On 2024/08/01 11:28, Jason Wang wrote:
On Wed, Jul 31, 2024 at 8:58 PM Peter Xu <peterx@xxxxxxxxxx> wrote:
On Wed, Jul 31, 2024 at 03:41:00AM -0400, Michael S. Tsirkin wrote:
On Wed, Jul 31, 2024 at 08:04:24AM +0100, Daniel P. Berrangé wrote:
On Tue, Jul 30, 2024 at 05:32:48PM -0400, Michael S. Tsirkin wrote:
On Tue, Jul 30, 2024 at 04:03:53PM -0400, Peter Xu wrote:
On Tue, Jul 30, 2024 at 03:22:50PM -0400, Michael S. Tsirkin wrote:
This is not what we did historically. Why should we start now?
It's a matter of whether we still want migration to randomly fail, like
what this patch does.
Or any better suggestions? I'm definitely open to that.
Thanks,
--
Peter Xu
Randomly is an overstatement. You need to switch between kernels
where this feature differs. We did it with a ton of features
in the past, donnu why we single out USO now.
This has been a problem with a ton of features in the past. We've
ignored the problem, but that doesn't make it the right solution
With regards,
Daniel
Pushing it to domain xml does not really help,
migration will still fail unexpectedly (after wasting
a ton of resources copying memory, and getting
a downtime bump, I might add).
Could you elaborate why it would fail if with what I proposed?

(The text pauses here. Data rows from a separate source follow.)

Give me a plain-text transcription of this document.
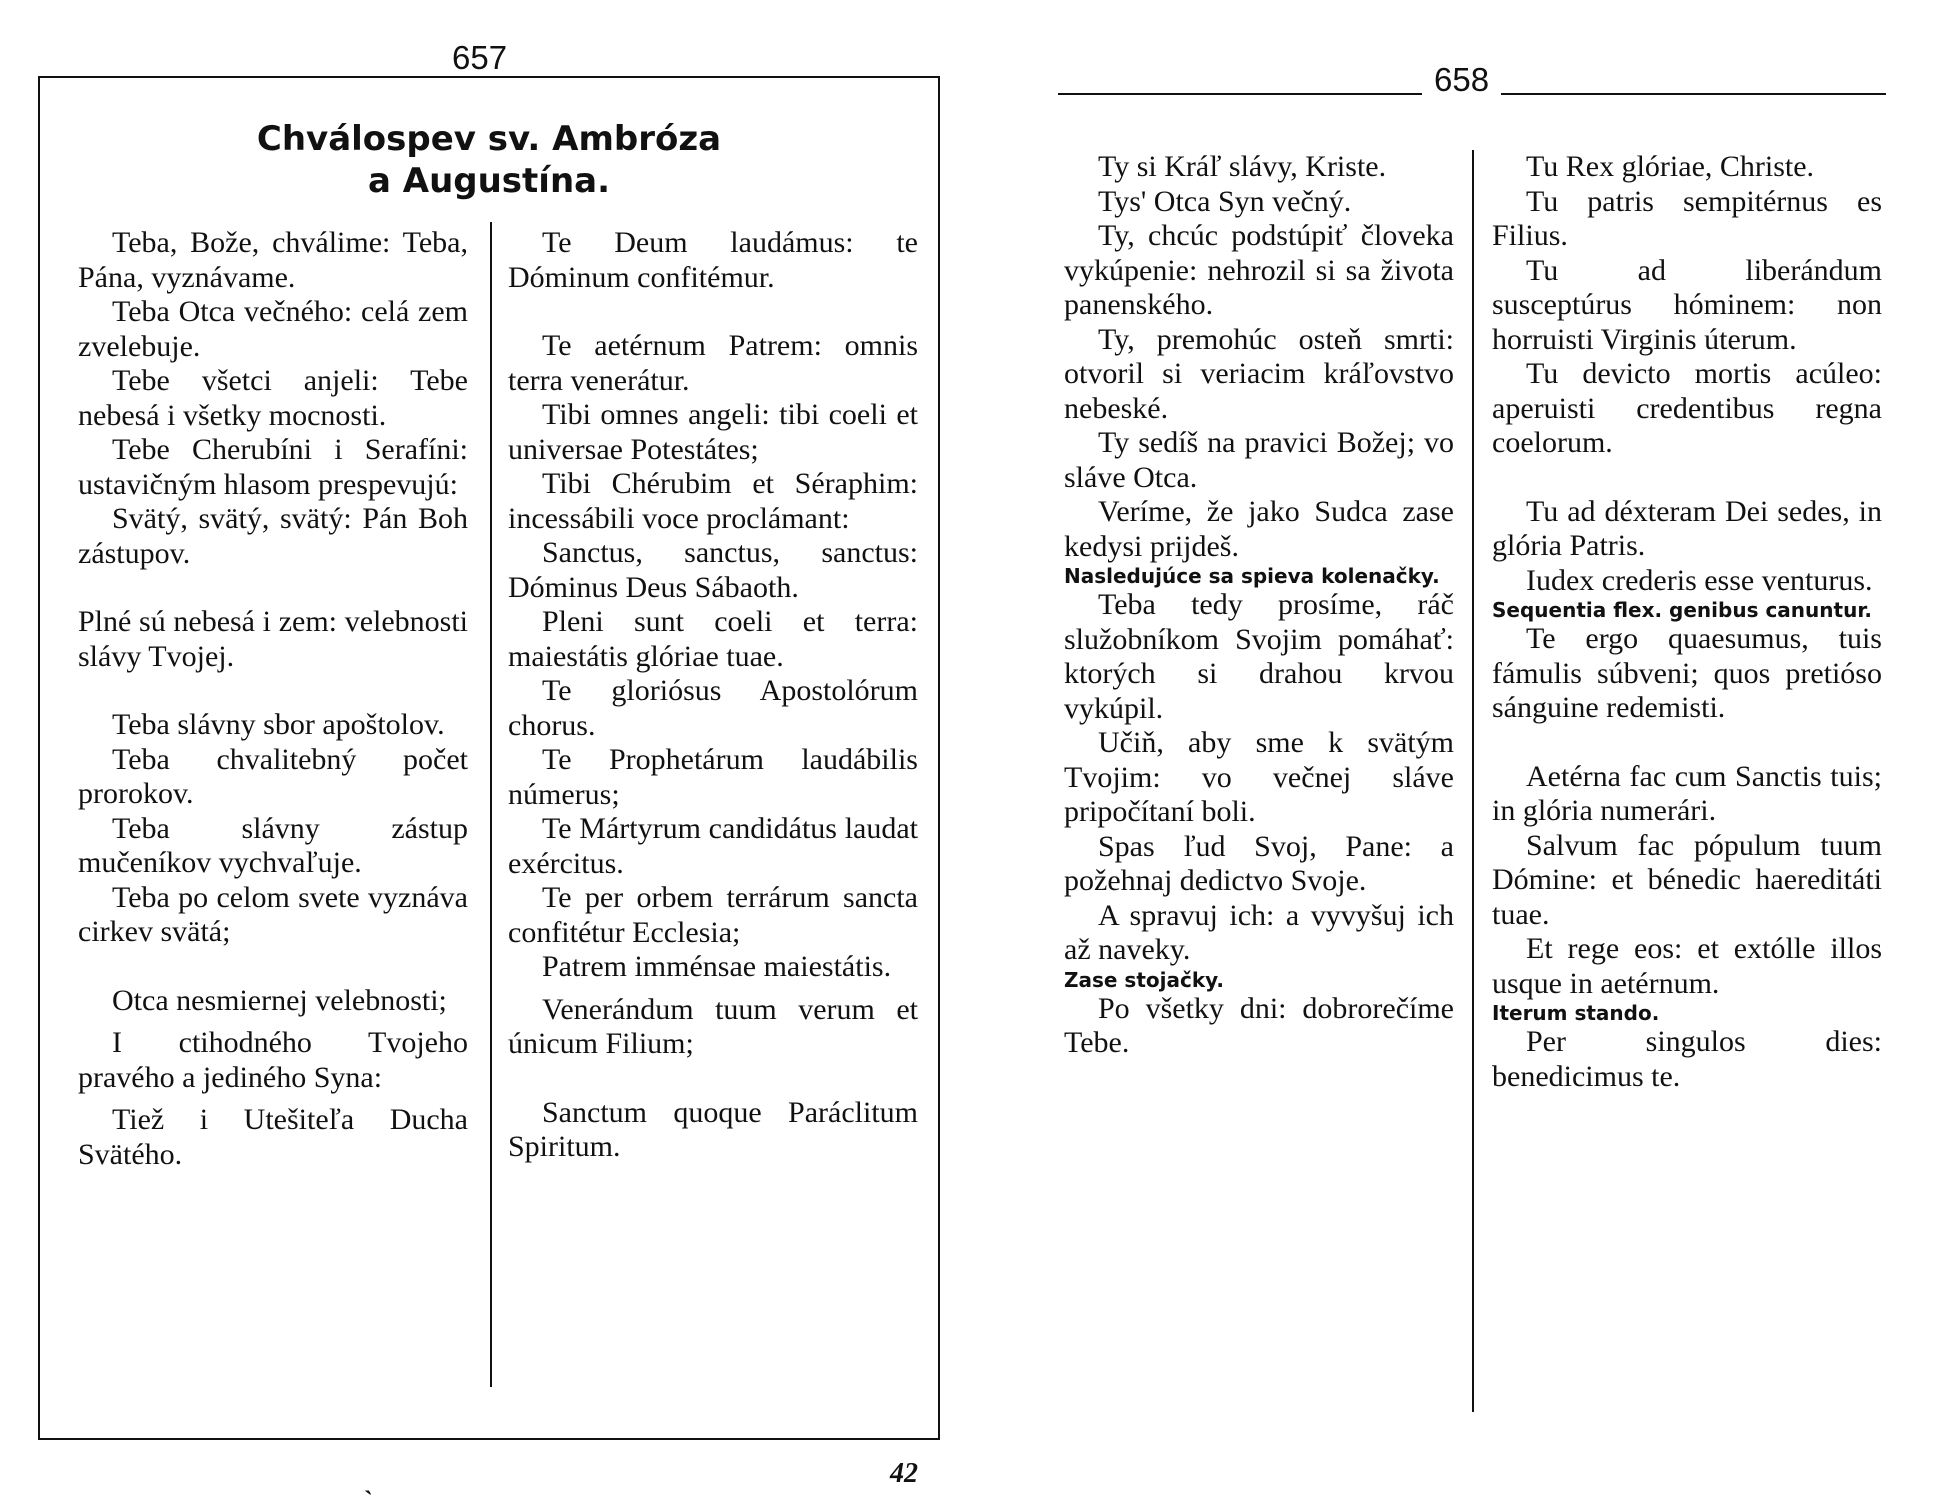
657
Chválospev sv. Ambróza
a Augustína.

Teba, Bože, chválime: Teba, Pána, vyznávame.

Teba Otca večného: celá zem zvelebuje.

Tebe všetci anjeli: Tebe nebesá i všetky mocnosti.

Tebe Cherubíni i Serafíni: ustavičným hlasom prespevujú:

Svätý, svätý, svätý: Pán Boh zástupov.

Plné sú nebesá i zem: velebnosti slávy Tvojej.

Teba slávny sbor apoštolov.

Teba chvalitebný počet prorokov.

Teba slávny zástup mučeníkov vychvaľuje.

Teba po celom svete vyznáva cirkev svätá;

Otca nesmiernej velebnosti;

I ctihodného Tvojeho pravého a jediného Syna:

Tiež i Utešiteľa Ducha Svätého.

Te Deum laudámus: te Dóminum confitémur.

Te aetérnum Patrem: omnis terra venerátur.

Tibi omnes angeli: tibi coeli et universae Potestátes;

Tibi Chérubim et Séraphim: incessábili voce proclámant:

Sanctus, sanctus, sanctus: Dóminus Deus Sábaoth.

Pleni sunt coeli et terra: maiestátis glóriae tuae.

Te gloriósus Apostolórum chorus.

Te Prophetárum laudábilis númerus;

Te Mártyrum candidátus laudat exércitus.

Te per orbem terrárum sancta confitétur Ecclesia;

Patrem imménsae maiestátis.

Venerándum tuum verum et únicum Filium;

Sanctum quoque Paráclitum Spiritum.

ˎ	42
658

Ty si Kráľ slávy, Kriste.

Tys' Otca Syn večný.

Ty, chcúc podstúpiť človeka vykúpenie: nehrozil si sa života panenského.

Ty, premohúc osteň smrti: otvoril si veriacim kráľovstvo nebeské.

Ty sedíš na pravici Božej; vo sláve Otca.

Veríme, že jako Sudca zase kedysi prijdeš.

Nasledujúce sa spieva kolenačky.

Teba tedy prosíme, ráč služobníkom Svojim pomáhať: ktorých si drahou krvou vykúpil.

Učiň, aby sme k svätým Tvojim: vo večnej sláve pripočítaní boli.

Spas ľud Svoj, Pane: a požehnaj dedictvo Svoje.

A spravuj ich: a vyvyšuj ich až naveky.

Zase stojačky.

Po všetky dni: dobrorečíme Tebe.

Tu Rex glóriae, Christe.

Tu patris sempitérnus es Filius.

Tu ad liberándum susceptúrus hóminem: non horruisti Virginis úterum.

Tu devicto mortis acúleo: aperuisti credentibus regna coelorum.

Tu ad déxteram Dei sedes, in glória Patris.

Iudex crederis esse venturus.

Sequentia flex. genibus canuntur.

Te ergo quaesumus, tuis fámulis súbveni; quos pretióso sánguine redemisti.

Aetérna fac cum Sanctis tuis; in glória numerári.

Salvum fac pópulum tuum Dómine: et bénedic haereditáti tuae.

Et rege eos: et extólle illos usque in aetérnum.

Iterum stando.

Per singulos dies: benedicimus te.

Note that if this is a generic comment about "any migration can fail if we
found a device mismatch", we have plan to fix that to some degree. It's
just that we don't have enough people working on these topics yet. See:
https://wiki.qemu.org/ToDo/LiveMigration#Migration_handshake
It includes:
"Check device tree on both sides, etc., to make sure the migration is
applicable. E.g., we should fail early and clearly on any device
mismatch."
However I don't think it'll cover all checks, e.g. I _think_ even if we
verify VMSDs then post_load() hooks can still fail, and there can be some
corner cases to think. And of course, this may not even apply to virtio
since virtio manages migration itself, without providing a top-level vmsd.
The right solution is to have a tool that can query
backends, and that given the results from all of the cluster,
generate a set of parameters that will ensure migration works.
This seems to be very hard for vhost-users.
Can you elaborate more? I was thinking something like follows:
1. Prepare a QEMU command line.
2. Run the command line appended with -dump-platform on all hosts, which
dumps platform features automatically enabled. For virtio devices, we
can dump "host_features" variable.
3. Run the command line appended with -merge-platform with all dumps.
For most virtio devices, this would be AND operations on "host_features"
variable.
4. Run the command line appended with -use-platform with the merged
dump. This will run VMs with features available on all hosts.
I may have missed something but this seems good enough for me. Of course
this requires changes throughout the stack (QEMU common and
device-specific code, libvirt, and even higher layers like OpenStack).
Regards,
Akihiko Odaki